In 2016 Langlands & Bell completed the art installation "Beauty < Immortality", a permanent memorial to Frank Pick at Piccadilly Circus Underground station in London that was commissioned by London Transport Museum and Art on the Underground.

Recent solo exhibitions by Langlands & Bell include, "Infinite Loop" at Alan Cristea Gallery, London (2017), "Internet Giants: Masters of the Universe", Ikon Gallery, Birmingham (2018), "Degrees of Truth", Sir John Soane's Museum, London (2020), and "Curators Signatures", CCA Kitakyushu, Japan 2020, "The Past is Never Dead…" Gallery 1957, Accra, Ghana (2021).

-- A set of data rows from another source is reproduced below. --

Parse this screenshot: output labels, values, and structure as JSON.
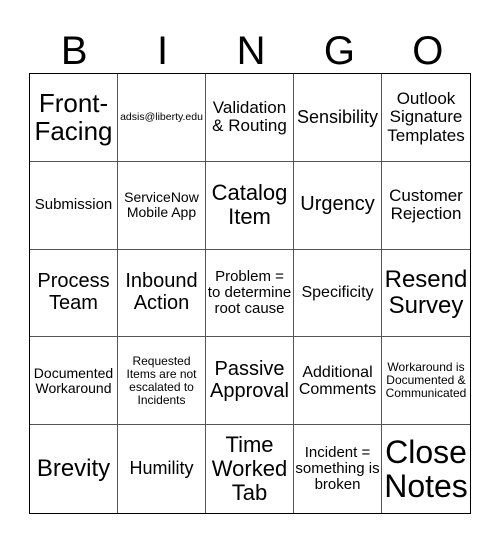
{
  "header": [
    "B",
    "I",
    "N",
    "G",
    "O"
  ],
  "cells": [
    "Front-Facing",
    "adsis@liberty.edu",
    "Validation & Routing",
    "Sensibility",
    "Outlook Signature Templates",
    "Submission",
    "ServiceNow Mobile App",
    "Catalog Item",
    "Urgency",
    "Customer Rejection",
    "Process Team",
    "Inbound Action",
    "Problem = to determine root cause",
    "Specificity",
    "Resend Survey",
    "Documented Workaround",
    "Requested Items are not escalated to Incidents",
    "Passive Approval",
    "Additional Comments",
    "Workaround is Documented & Communicated",
    "Brevity",
    "Humility",
    "Time Worked Tab",
    "Incident = something is broken",
    "Close Notes"
  ]
}
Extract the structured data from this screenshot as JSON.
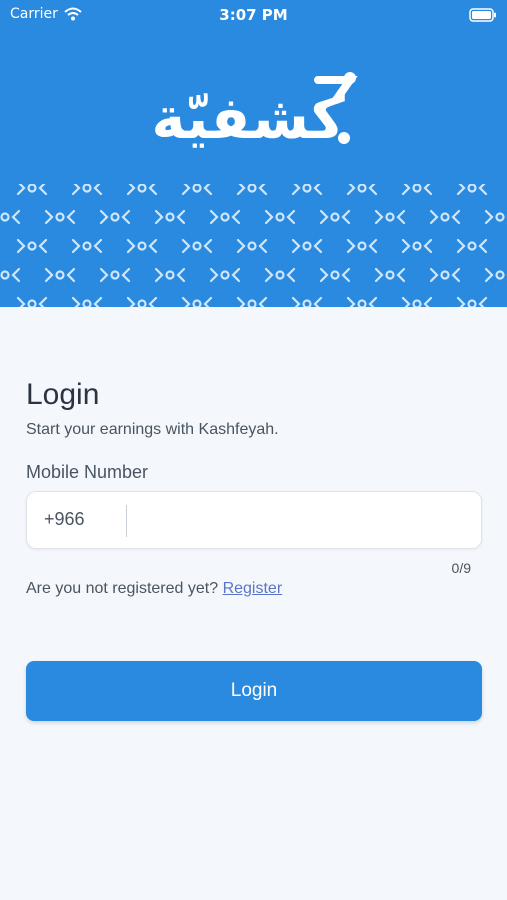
{
  "status_bar": {
    "carrier": "Carrier",
    "time": "3:07 PM"
  },
  "brand": {
    "logo_text": "كشفيّة",
    "color": "#2a8ae0"
  },
  "login": {
    "title": "Login",
    "subtitle": "Start your earnings with Kashfeyah.",
    "mobile_label": "Mobile Number",
    "country_code": "+966",
    "phone_value": "",
    "char_counter": "0/9",
    "register_prompt": "Are you not registered yet?",
    "register_link": "Register",
    "submit_label": "Login"
  }
}
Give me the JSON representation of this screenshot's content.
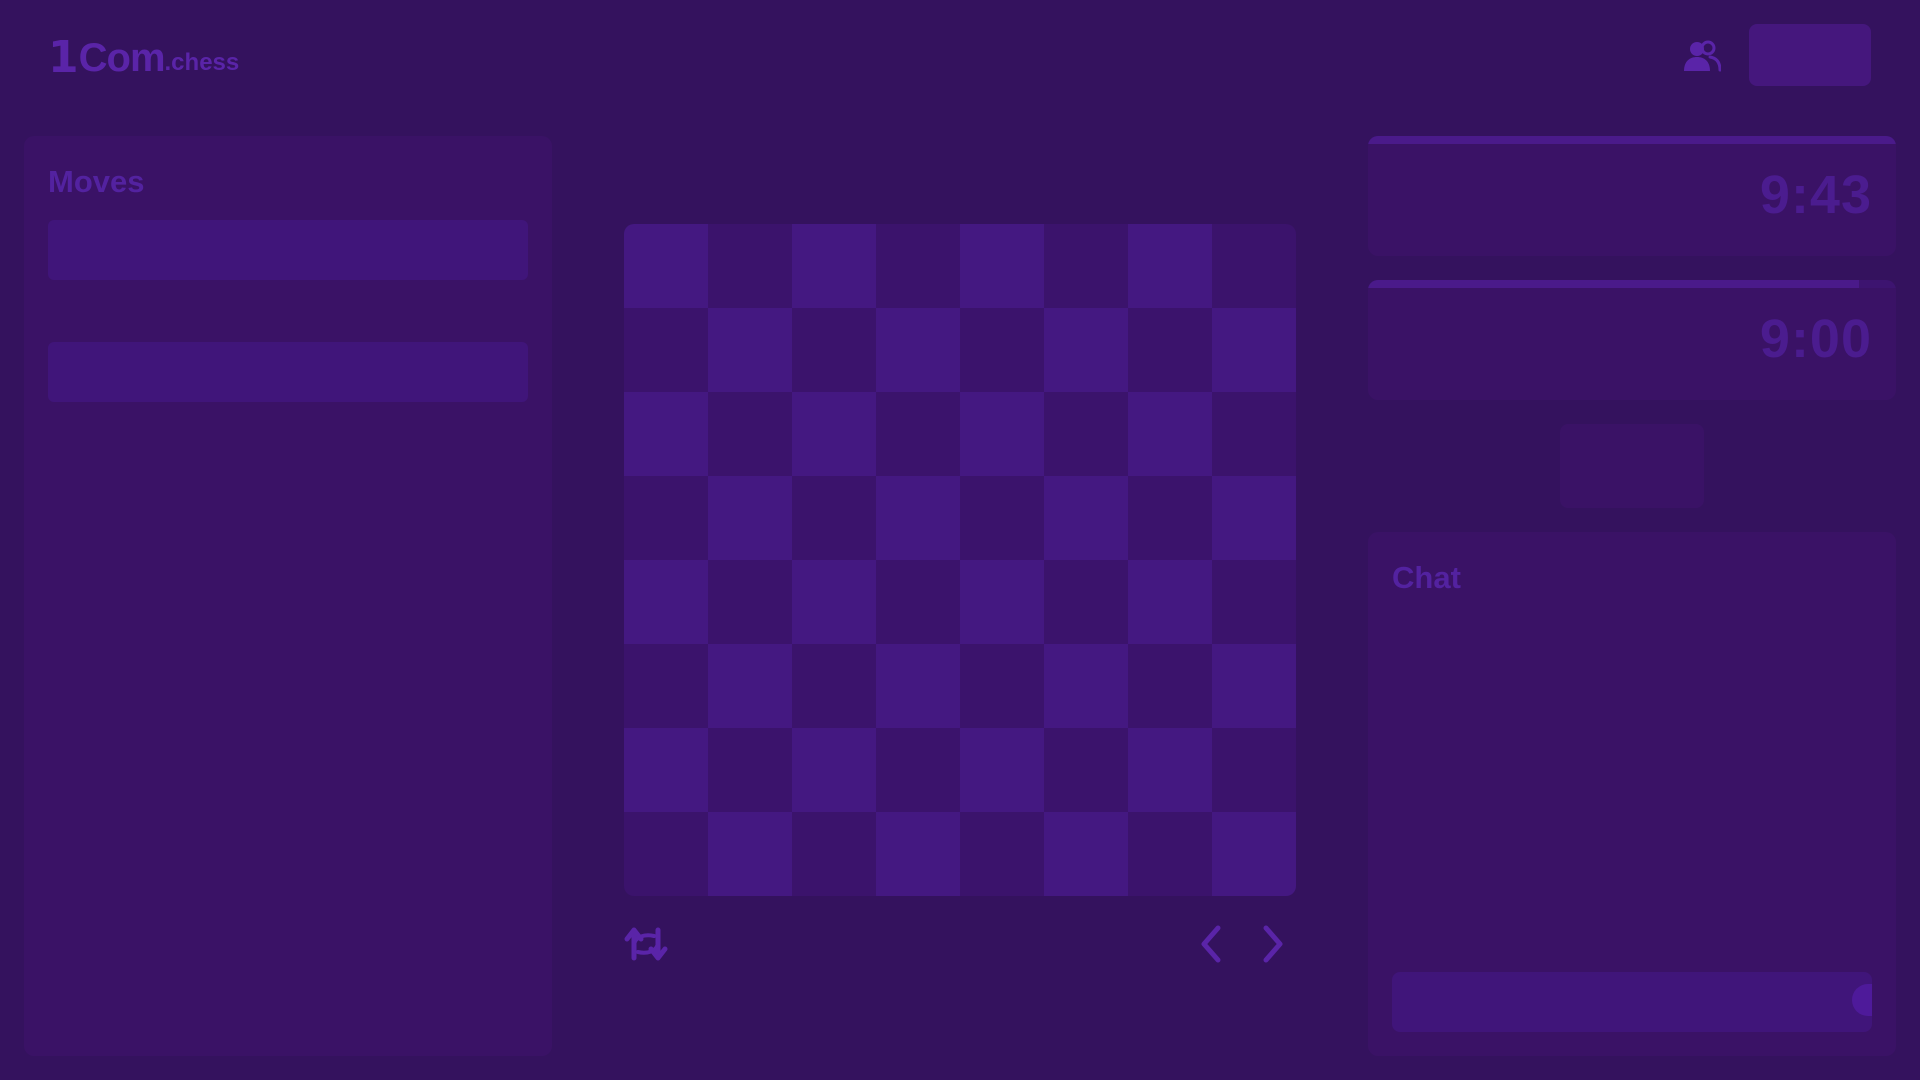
{
  "header": {
    "logo": {
      "mark": "1",
      "big": "Com",
      "small": ".chess"
    },
    "friends_icon": "friends-icon",
    "action_button_label": ""
  },
  "moves": {
    "title": "Moves",
    "rows": [
      "",
      ""
    ]
  },
  "board": {
    "flip_icon": "flip-board-icon",
    "prev_icon": "chevron-left-icon",
    "next_icon": "chevron-right-icon"
  },
  "clocks": {
    "opponent": {
      "time": "9:43",
      "progress": 1.0
    },
    "player": {
      "time": "9:00",
      "progress": 0.93
    }
  },
  "chat": {
    "title": "Chat",
    "input_value": "",
    "input_placeholder": ""
  },
  "colors": {
    "background": "#34125e",
    "panel": "#3a1266",
    "accent": "#5a24a8"
  }
}
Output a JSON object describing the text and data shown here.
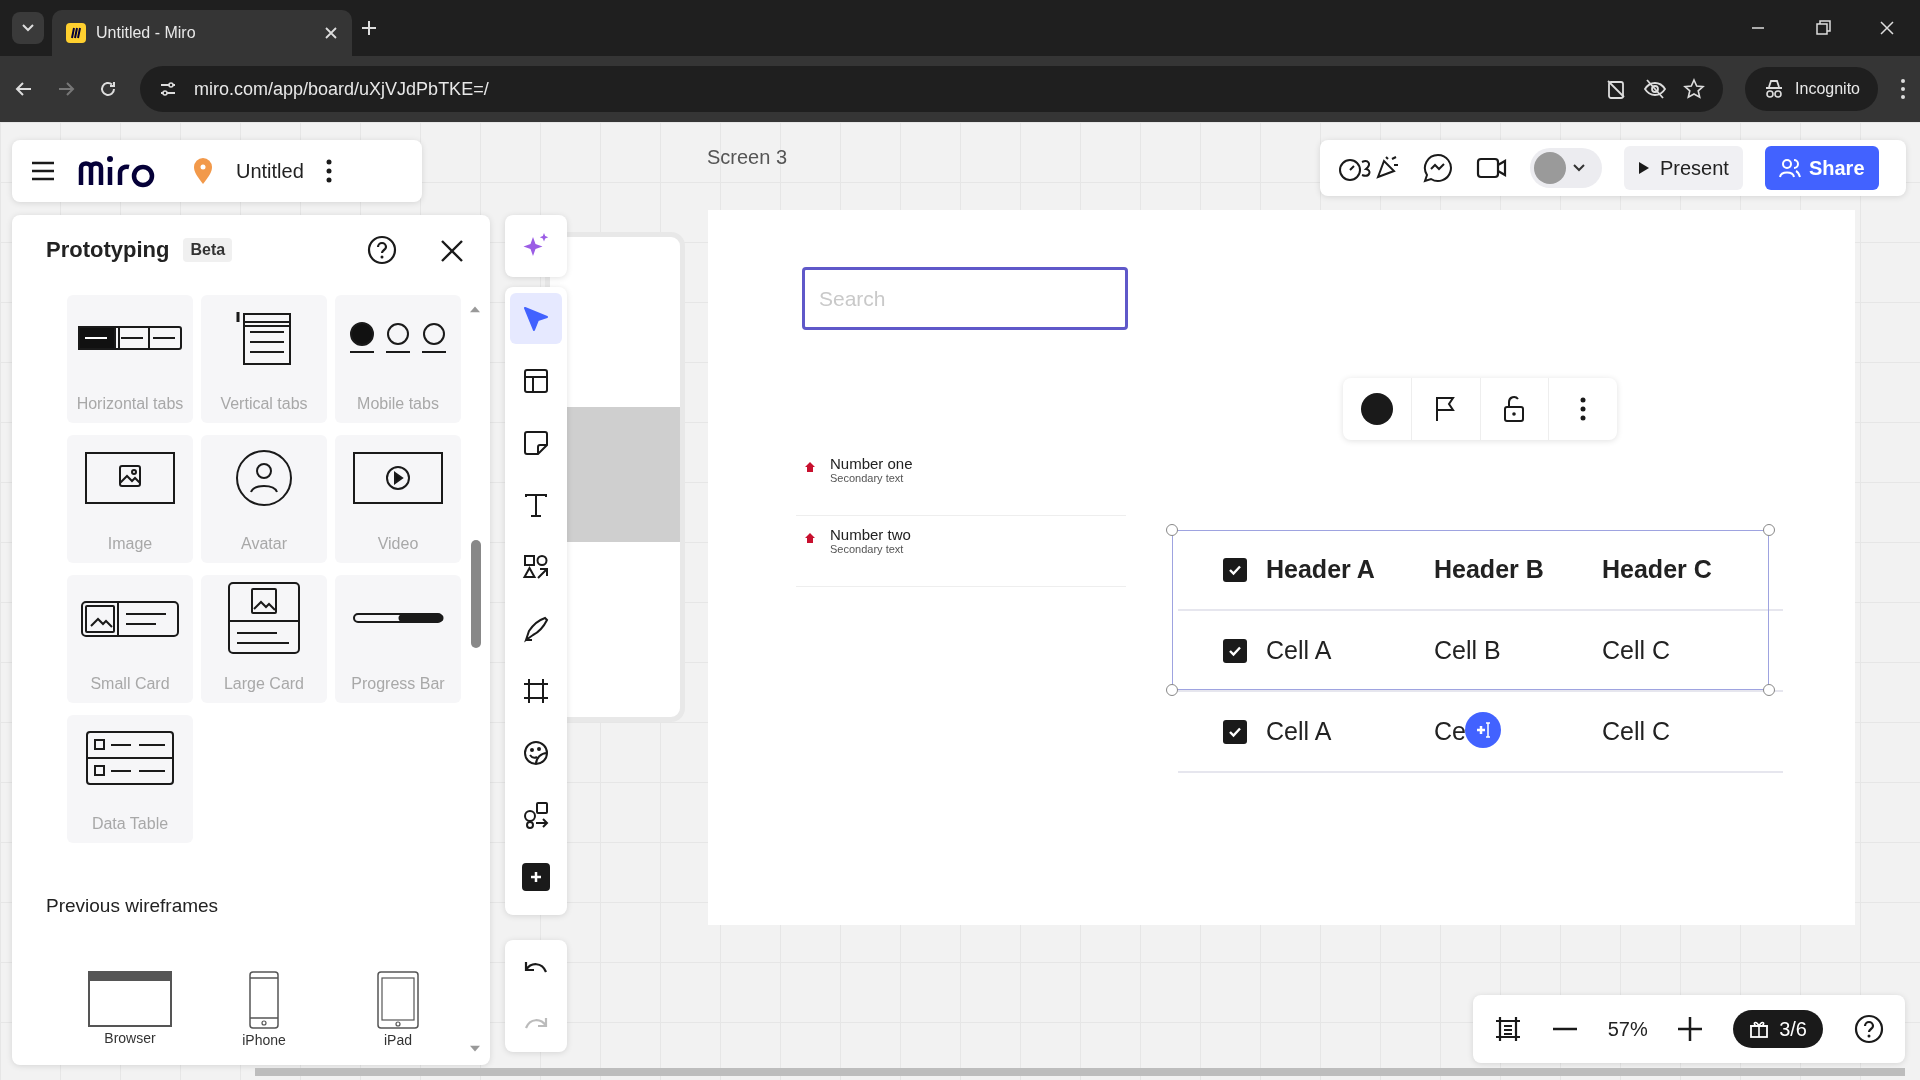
{
  "browser": {
    "tab_title": "Untitled - Miro",
    "url": "miro.com/app/board/uXjVJdPbTKE=/",
    "profile": "Incognito"
  },
  "board": {
    "name": "Untitled",
    "frame_label": "Screen 3"
  },
  "panel": {
    "title": "Prototyping",
    "badge": "Beta",
    "components": [
      {
        "kind": "htabs",
        "label": "Horizontal tabs"
      },
      {
        "kind": "vtabs",
        "label": "Vertical tabs"
      },
      {
        "kind": "mtabs",
        "label": "Mobile tabs"
      },
      {
        "kind": "image",
        "label": "Image"
      },
      {
        "kind": "avatar",
        "label": "Avatar"
      },
      {
        "kind": "video",
        "label": "Video"
      },
      {
        "kind": "smallcard",
        "label": "Small Card"
      },
      {
        "kind": "largecard",
        "label": "Large Card"
      },
      {
        "kind": "progress",
        "label": "Progress Bar"
      },
      {
        "kind": "datatable",
        "label": "Data Table"
      }
    ],
    "section_title": "Previous wireframes",
    "wireframes": [
      {
        "kind": "browser",
        "label": "Browser"
      },
      {
        "kind": "phone",
        "label": "iPhone"
      },
      {
        "kind": "tablet",
        "label": "iPad"
      }
    ]
  },
  "tools": [
    {
      "kind": "cursor",
      "selected": true
    },
    {
      "kind": "layout",
      "selected": false
    },
    {
      "kind": "sticky",
      "selected": false
    },
    {
      "kind": "text",
      "selected": false
    },
    {
      "kind": "shapes",
      "selected": false
    },
    {
      "kind": "pen",
      "selected": false
    },
    {
      "kind": "frame",
      "selected": false
    },
    {
      "kind": "sticker",
      "selected": false
    },
    {
      "kind": "diagram",
      "selected": false
    },
    {
      "kind": "more",
      "selected": false
    }
  ],
  "topbar": {
    "present": "Present",
    "share": "Share"
  },
  "frame": {
    "search_placeholder": "Search",
    "list": [
      {
        "primary": "Number one",
        "secondary": "Secondary text"
      },
      {
        "primary": "Number two",
        "secondary": "Secondary text"
      }
    ],
    "table": {
      "header_checked": true,
      "columns": [
        "Header A",
        "Header B",
        "Header C"
      ],
      "rows": [
        {
          "checked": true,
          "cells": [
            "Cell A",
            "Cell B",
            "Cell C"
          ]
        },
        {
          "checked": true,
          "cells": [
            "Cell A",
            "Ce",
            "Cell C"
          ]
        }
      ]
    }
  },
  "zoom": {
    "level": "57%",
    "tour": "3/6"
  }
}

From April to September 2022 Langlands & Bell will present 3 exhibitions, "Near Heaven", "Ideas of Utopia", and "Absent Artists", at Charleston, the former East Sussex home of the Bloomsbury Group artists Vanessa Bell and Duncan Grant.

==Personal lives==
Langlands & Bell live in a four-storey Georgian house in Whitechapel, East London, which they bought as a ruin in 1982. They took 18 months out of their careers between 1987 and 1989 to renovate the house and expand their workspace. Since 2010 they have divided their time between Whitechapel and "Untitled" in Kent, the modern off-grid house and studio they designed themselves with structural engineers Atelier One.